Suppose the professor used a standard ten point scale to assign letter grades to the exam scores. The bins that gf_histogram used by default make it difficult to determine the number of students who earned an A versus a B versus a C, etc., on the exam. We can use the binwidth and boundary arguments of gf_histogram to set the bins to have a width of 10, and to start the bins at 0:
gf_histogram(~ midterm.1, data = course.stats,
binwidth = 10, boundary = 0)
We can also add a rug plot to the histogram, to display the actual scores of the students, using the gf_rugx command. To add an element to a plot, you use the %>%
operation:
gf_histogram(~ midterm.1, data = course.stats,
binwidth = 10, boundary = 0) %>%
gf_rugx(~ midterm.1)
Finally, we can break down the distribution of Midterm 1 scores by-major using the | (vertical bar or “pipe”) character. You will learn later in this course that, in writing mathematical expressions involving probabilities, the vertical bar denotes “given,” so “midterm.1 | major” can be read as “break down the Midterm 1 scores given that we know the major of a particular student”:
gf_histogram(~ midterm.1 | major, data = course.stats)
Histograms are easy to understand, but suffer from the fact that the choice of bin width can drastically change the appearance of a histogram. A density plot is a “smoothed” histogram that avoids this problem. We can create a density plot for the Midterm 1 grades and add a rug plot using:
gf_dens(~ midterm.1, data = course.stats) %>% gf_rugx(~ midterm.1)
Again, notice how this uses the same grammar as tally and gf_histogram.
Finally, we can break up the distributions by major as before:
gf_dens(~ midterm.1 | major, data = course.stats) %>% gf_rugx(~ midterm.1)
If we want to show all of densities overlayed on the same plot, we can use the color argument of gf_dens:
gf_dens(~ midterm.1, color = ~ major, data = course.stats)
Let’s return to tally, and see what happens when we use the pipe operation to break down the course.grade (the letter grade for each student in the course) variable by major:
tally(~ course.grade | major, data = course.stats)
## major
## course.grade BY CE HE
## A 0 2 0
## B 5 1 7
## C 3 2 7
tally is telling us that 5 biology majors got Bs, 3 biology majors got Cs, 1 chemistry major got a B, etc. (Reminder: these data are fake.)

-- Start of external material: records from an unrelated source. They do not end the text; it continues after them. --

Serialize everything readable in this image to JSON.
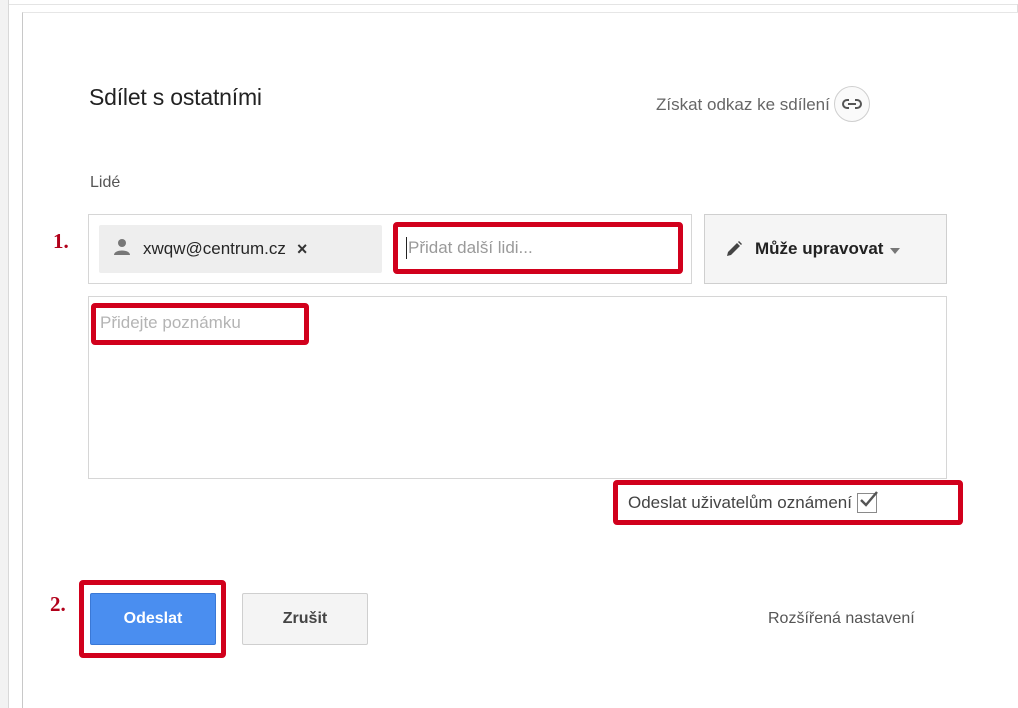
{
  "dialog": {
    "title": "Sdílet s ostatními",
    "get_link_label": "Získat odkaz ke sdílení",
    "people_label": "Lidé",
    "chip_email": "xwqw@centrum.cz",
    "chip_remove": "×",
    "add_people_placeholder": "Přidat další lidi...",
    "permission_label": "Může upravovat",
    "note_placeholder": "Přidejte poznámku",
    "notify_label": "Odeslat uživatelům oznámení",
    "notify_checked": true,
    "send_label": "Odeslat",
    "cancel_label": "Zrušit",
    "advanced_label": "Rozšířená nastavení"
  },
  "annotations": {
    "step1": "1.",
    "step2": "2.",
    "highlight_color": "#d1001c",
    "step_color": "#b2001a"
  },
  "colors": {
    "primary_button": "#4a8ef0",
    "chip_background": "#eeeeee",
    "button_background": "#f4f4f4"
  },
  "icons": {
    "link": "link-icon",
    "person": "person-icon",
    "pencil": "pencil-icon",
    "dropdown": "chevron-down-icon",
    "checkbox": "checkmark-icon"
  }
}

We can also use the format argument to break down the distribution of grades by major:
tally(~ course.grade | major, data = course.stats, format = 'percent')
## major
## course.grade BY CE HE
## A 0.0 40.0 0.0
## B 62.5 20.0 50.0
## C 37.5 40.0 50.0
So we see that amongst biology majors, 62.5% got Bs, and amongst health majors, 50% got Bs, etc.
Now that you’ve completed the lab, you can “knit” the R Notebook together into an HTML file using the R package knitr. To do this, select
File > Knit Document
from the File menu.
This will create a file called lab1.nb.html
that contains all of the code chunks you wrote and the tables and plots they generated.
You can add your name to the top of the HTML file by including an author:
field at the top of the R Notebook:
You should submit both your lab1.Rmd
file and the lab1.nb.html
files to eCampus, under the Lab 1 assignment. This submission is due by the beginning of Lecture 3.